40 In the instant case, the parties had not reached that point. Accordingly, it seems to me that this is in the third category of Masters v Cameron, that there was to be no contract until the formalities had been completed.
41 Even if I were wrong on this and had to look at the matter exposed in Jameson's case, in my view, the contract would have been subject to a condition precedent, rather than a condition subsequent.
42 It is not a case, as was Jameson, where the settlement was to be consummated by the payment of money, rather it was to be consummated by documentation, and it is more likely than not that the intention was that this would be a condition precedent.
43 Accordingly, having fully considered the submissions made by Mr Curtin and the evidence filed on behalf of the plaintiffs, as well as that of the defendant, I am not satisfied that the matter was settled.
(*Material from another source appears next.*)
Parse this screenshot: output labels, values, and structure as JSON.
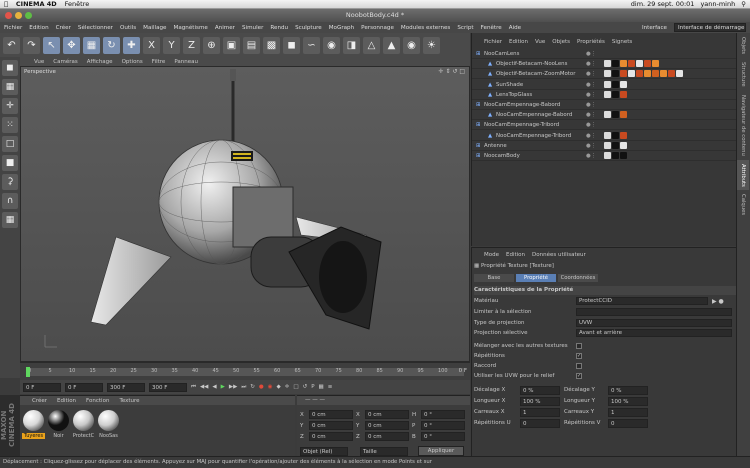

44 Before concluding, I should note that because I have found that there was no concluded contract, I do not have to consider either the ordinary rules as to whether I should in my discretion order specific performance or the special considerations involved where the court is asked to enforce an agreement to settle litigation in the court; see eg Lewis v Combell Constructions Pty Ltd (1989) 18 NSWLR 528.
45 Thus, the present summons must be dismissed with costs.